問題
データベースのバックアップが完了するとき、次の例外がジョブログに表示される場合があります。
エラーメッセージ
V-79-40960-37914 - データベース DATABASENAME はトランザクションログを保持するように設定されています。トランザクションログバックアップは実行されません。これによってログが肥大化し、利用可能なディスク容量がいっぱいになります。定期的なログバックアップをスケジュールするか、データベースをシンプルリカバリモードに変更してください。
原因
上記の例外メッセージは次のデータベースエージェントの完全バックアップを実行するときに発生します。
- Agent for Microsoft SQL Server
- Agent for Microsoft SharePoint Server
- Agent for Enterprise Vault
この例外は、復旧モデルが[完全]または[一括ログ]に設定されている SQL データベースのバックアップを実行した後に生成されます。復旧モデルが[単純]に設定されている場合は、例外は生成されません。この設定を行うには、SQL Server でデータベースのプロパティの[オプション]をクリックします。
[完全]に設定されている場合、トランザクションログはバックアップアプリケーションによって管理されます。[単純]に設定されている場合、トランザクションログは SQL 自体で管理されます。[単純]に設定している場合の問題は、特定の日時にデータベースを修復できない点にあります。このため、[完全]または[一括ログ]に設定することをお勧めします。

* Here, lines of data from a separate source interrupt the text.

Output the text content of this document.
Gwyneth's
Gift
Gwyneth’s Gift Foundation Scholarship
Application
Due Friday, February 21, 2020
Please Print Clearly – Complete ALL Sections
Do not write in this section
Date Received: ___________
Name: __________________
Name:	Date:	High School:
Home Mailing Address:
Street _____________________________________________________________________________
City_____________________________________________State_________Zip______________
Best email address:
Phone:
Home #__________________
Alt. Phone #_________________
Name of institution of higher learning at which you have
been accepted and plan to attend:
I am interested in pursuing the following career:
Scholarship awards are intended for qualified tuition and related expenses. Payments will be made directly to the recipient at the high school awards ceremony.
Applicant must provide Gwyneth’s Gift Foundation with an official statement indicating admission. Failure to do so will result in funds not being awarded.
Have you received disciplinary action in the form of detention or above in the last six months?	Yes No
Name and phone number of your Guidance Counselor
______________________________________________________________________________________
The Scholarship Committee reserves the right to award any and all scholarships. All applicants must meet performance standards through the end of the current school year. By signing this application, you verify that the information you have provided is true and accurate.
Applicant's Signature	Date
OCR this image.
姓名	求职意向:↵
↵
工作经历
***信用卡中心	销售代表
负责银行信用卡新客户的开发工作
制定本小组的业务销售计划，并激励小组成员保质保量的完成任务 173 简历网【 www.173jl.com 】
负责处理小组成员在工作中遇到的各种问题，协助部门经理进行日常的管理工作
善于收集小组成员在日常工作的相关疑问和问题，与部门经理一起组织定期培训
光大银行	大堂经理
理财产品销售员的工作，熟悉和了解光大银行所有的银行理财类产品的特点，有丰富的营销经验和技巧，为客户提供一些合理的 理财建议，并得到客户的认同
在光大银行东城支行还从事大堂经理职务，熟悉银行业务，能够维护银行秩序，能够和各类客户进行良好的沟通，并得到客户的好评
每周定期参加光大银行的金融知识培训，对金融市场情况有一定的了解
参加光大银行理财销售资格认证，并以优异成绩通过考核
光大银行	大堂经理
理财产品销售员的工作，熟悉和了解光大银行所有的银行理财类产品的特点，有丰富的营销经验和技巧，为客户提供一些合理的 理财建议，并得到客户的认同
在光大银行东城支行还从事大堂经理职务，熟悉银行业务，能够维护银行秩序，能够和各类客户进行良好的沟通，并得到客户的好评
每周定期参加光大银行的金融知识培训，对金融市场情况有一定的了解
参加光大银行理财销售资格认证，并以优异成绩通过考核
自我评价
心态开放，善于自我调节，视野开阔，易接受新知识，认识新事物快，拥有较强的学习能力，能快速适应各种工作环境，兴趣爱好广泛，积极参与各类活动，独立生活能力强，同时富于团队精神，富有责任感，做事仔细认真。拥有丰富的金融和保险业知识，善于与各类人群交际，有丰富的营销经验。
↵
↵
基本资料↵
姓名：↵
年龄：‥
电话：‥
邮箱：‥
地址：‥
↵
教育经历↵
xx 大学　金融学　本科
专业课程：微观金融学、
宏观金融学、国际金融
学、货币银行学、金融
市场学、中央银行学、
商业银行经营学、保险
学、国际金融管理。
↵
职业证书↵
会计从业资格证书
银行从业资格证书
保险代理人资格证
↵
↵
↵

この例外は SQL データベースのすべてのバックアップで発生するわけではありません。各バージョンごとの動作は次の通りです。
この例外は SQL データベースの完全バックアップが 33 回目に実行されたときに生成されます。例外はトランザクションログのバックアップが行われるまで、データベースが継続的に増加していった場合に再度表示されます。
この例外は SQL データベースやトランザクションログのサイズ管理についてお客様を支援するために設計されています。データベースのログバックアップは定期的にスケジュール設定することをお勧めします。これにより、トランザクションログの管理が容易なサイズに維持しやすくなります。
SQL 復旧モードについて詳しくは、次の Microsoft 社のサポート技術情報を参照してください。
http://technet.microsoft.com/ja-jp/library/ms189272.aspx
解決方法
問題になっているデータベースのログバックアップを設定します。
Microsoft SQL の場合:
[ログ - トランザクション ログをバックアップする]バックアップ方式を使用してバックアップを作成します。 これはバックアップジョブプロパティの Microsoft SQL セクションで設定できます。
Microsoft SharePoint の場合:
[ログ - トランザクションログをバックアップして切り捨てる]バックアップ方式を使用してバックアップを作成します。 これはバックアップジョブプロパティの Microsoft SharePoint セクションで設定できます。
Enterprise Vault の場合:
[増分]バックアップ方式を使用してバックアップを作成します。 これはバックアップジョブプロパティの Enterprise Vault セクションで設定できます。
デフォルト回数よりも多いバックアップ回数で、この例外を表示させるように設定したり、または、まったく例外を表示させないように設定するには、次のレジストリキーを Microsoft SQL Server 側で調整する必要があります。
警告: この問題を解決するには、Windows レジストリエディタを使用してレジストリを編集する必要があります。Windows レジストリエディタを誤って使用すると、サーバーオペレーティングシステムが正しく機能しなくなる可能性があります。Windows レジストリを変更する際は十分に注意してください。レジストリエディタのアプリケーションを使用した経験がある場合にのみ、レジストリの修正を行ってください。レジストリを変更する前に、レジストリとワークステーションの完全なバックアップを行うことをお勧めします。
HKEY_LOCAL_MACHINE\SOFTWARE\Veritas\Backup Exec for Windows\Backup Exec\Engine\SQL Server\Number of Non-Log Backups Before Warning
デフォルト値は次の通りです。
32 (10 進数)
この値を増やすと、例外の表示を開始する基準とする完全データバックアップの数が増えます。
値を 0 に設定すると、この例外は無効となり発生しなくなります。この値を 0 に設定することはお勧めしません。